If you’re at one of the many Fourth of July celebrations across New Hampshire this week and happen to spot Congresswoman Annie Kuster in the crowd, please loan her your copy of the Declaration of Independence. In particular, this part:
“We hold these truths to be self-evident, that all men are created equal, that they are endowed by their Creator with certain unalienable Rights, that among these are Life, Liberty and the pursuit of Happiness.”
Kuster does not concur.
Instead, Kuster declared on the eve of Independence Day weekend that she believes some people are more equal than others.
Kuster made the statement in response to the U.S. Supreme Court’s 6-3 ruling that racial preferences violate the “all men are created equal” principles of the Constitution. Rather than celebrate equal treatment, Kuster attacked the Court and defended the race-based policies Harvard and the University of North Carolina used to reject qualified applicants based on their skin color.
In particular, Kuster supports the policy of turning away qualified Asian students in the name of “diversity.”
Why does Annie Kuster support anti-Asian discrimination? You’ll have to ask her. (Kuster will not respond to questions on the topic from NHJournal.)
It’s hard to think of a more anti-American, Fourth-of-July ideological failure than Kuster’s embrace of racial discrimination.
Oddly, Kuster claims that colleges should discriminate based on race to “ensure that all students have a fair chance to succeed.”
How is excluding people based on their skin color “a fair chance?” Once again, Kuster will not answer.
And Kuster is hardly alone in advocating discrimination against Asian Americans. When an Asian-American mom posted a Tweet praising the Supreme Court’s ruling and what it means for her daughter, progressive media personality Soledad O’Brien responded:
“Congrats on screwing over other people of color, ma’am! (Particularly those whose efforts in civil rights paved the way for your family to come to America!).”

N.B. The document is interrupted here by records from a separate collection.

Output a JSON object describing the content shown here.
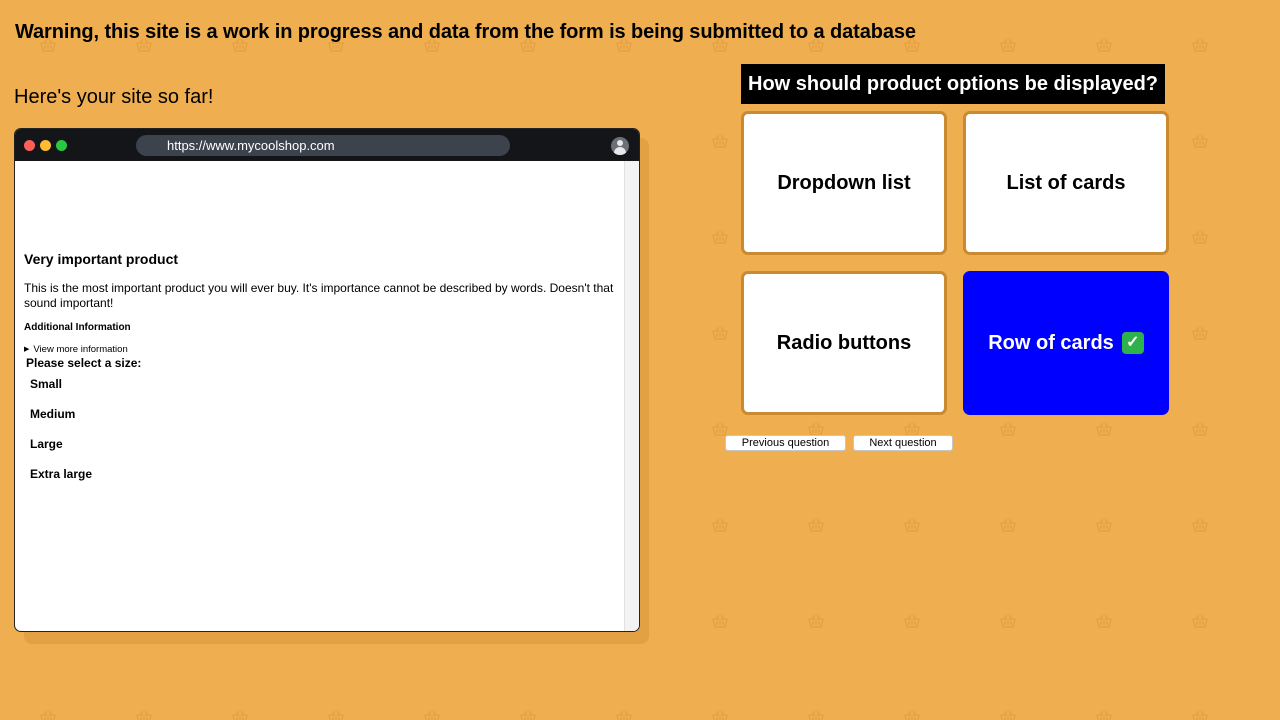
{
  "warning": "Warning, this site is a work in progress and data from the form is being submitted to a database",
  "intro": "Here's your site so far!",
  "browser": {
    "url": "https://www.mycoolshop.com",
    "product": {
      "title": "Very important product",
      "description": "This is the most important product you will ever buy. It's importance cannot be described by words. Doesn't that sound important!",
      "additional_heading": "Additional Information",
      "details_summary": "View more information",
      "size_prompt": "Please select a size:",
      "sizes": [
        "Small",
        "Medium",
        "Large",
        "Extra large"
      ]
    }
  },
  "quiz": {
    "question": "How should product options be displayed?",
    "options": [
      {
        "label": "Dropdown list",
        "selected": false
      },
      {
        "label": "List of cards",
        "selected": false
      },
      {
        "label": "Radio buttons",
        "selected": false
      },
      {
        "label": "Row of cards",
        "selected": true
      }
    ],
    "prev_label": "Previous question",
    "next_label": "Next question"
  },
  "colors": {
    "background": "#efae4f",
    "selected_card": "#0000ff",
    "card_border": "#c98a30"
  },
  "icons": {
    "background_pattern": "basket-icon",
    "selected_mark": "check-mark-icon"
  }
}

Accusing a person of color of “screwing over” others by simply asking for equal treatment is an astonishing notion in 2023. Like Kuster, O’Brien backs unabashed discrimination against Asians, explicitly arguing that the grandchildren of Vietnamese boat people and the children of Uyghur refugees owe it to Black Americans to stay on the back of the bus.
CNN contributor Jeff Yang is even more explicit in expressing the “too many Asians” sentiment among progressives, tweeting: “Is the experience you want for your kids a campus that is 40-60 percent Asian?”
As many in the Jewish community have noted, this same argument was used in support of quotas on the number of Jews allowed to attend Harvard and other elite universities two generations ago. Today, that’s viewed as shameful.
So why isn’t Kuster ashamed of her support for applying the same policy to Asian-American students today?
Defenders of the Harvard policy say it’s not “anti-Asian” but rather “pro-Black” or “pro-Hispanic.” But as Justice John Roberts noted, because the number of students admitted is fixed, “college admissions are zero-sum. A benefit provided to some applicants but not to others necessarily advantages the former group at the expense of the latter.”
Roberts has the receipts, too: Among the top-tier applicants, Black students have a narrow edge over Asian and White applicants. But these are the cream of the crop across the board and represent a small number of applicants. When you get to the more typical students, the numbers are shocking.
“In the second highest academic decile, the disparity is even starker. 83% of black applicants were admitted, while 58% of white applicants and 47% of Asian applicants were admitted,” Roberts wrote. “And in the third highest decile, 77% of black applicants were admitted, compared to 48% of white applicants and 34% of Asian applicants.”
In other words, in the third group, Asian applicants had less than half the chance of admission as their Black counterparts.
Perhaps the most confused person on this issue is U.S. Senator Chuck Schumer (D-N.Y.), who said:
“The Court’s misguided decision reminds us how far we still have to go to ensure that all Americans are treated equally.”
Of course, “all Americans treated equally” is precisely what the Supreme Court is requiring and what Democrats like Schumer and Kuster oppose. So what’s really going on?
Politics. Black and Hispanic voters are a key part of the Democratic Party’s coalition, and they’re more important than Asian voters. Plus, young, progressive voters — including Asians — are more likely to support affirmative action policies, and the youth vote is also key. And so if the cost of keeping political allies happy is sending a few thousand Asian students to the back of the racial justice bus, Democrats are more than willing to do so.
It may be good politics, but it’s a lousy way to celebrate the Fourth of July.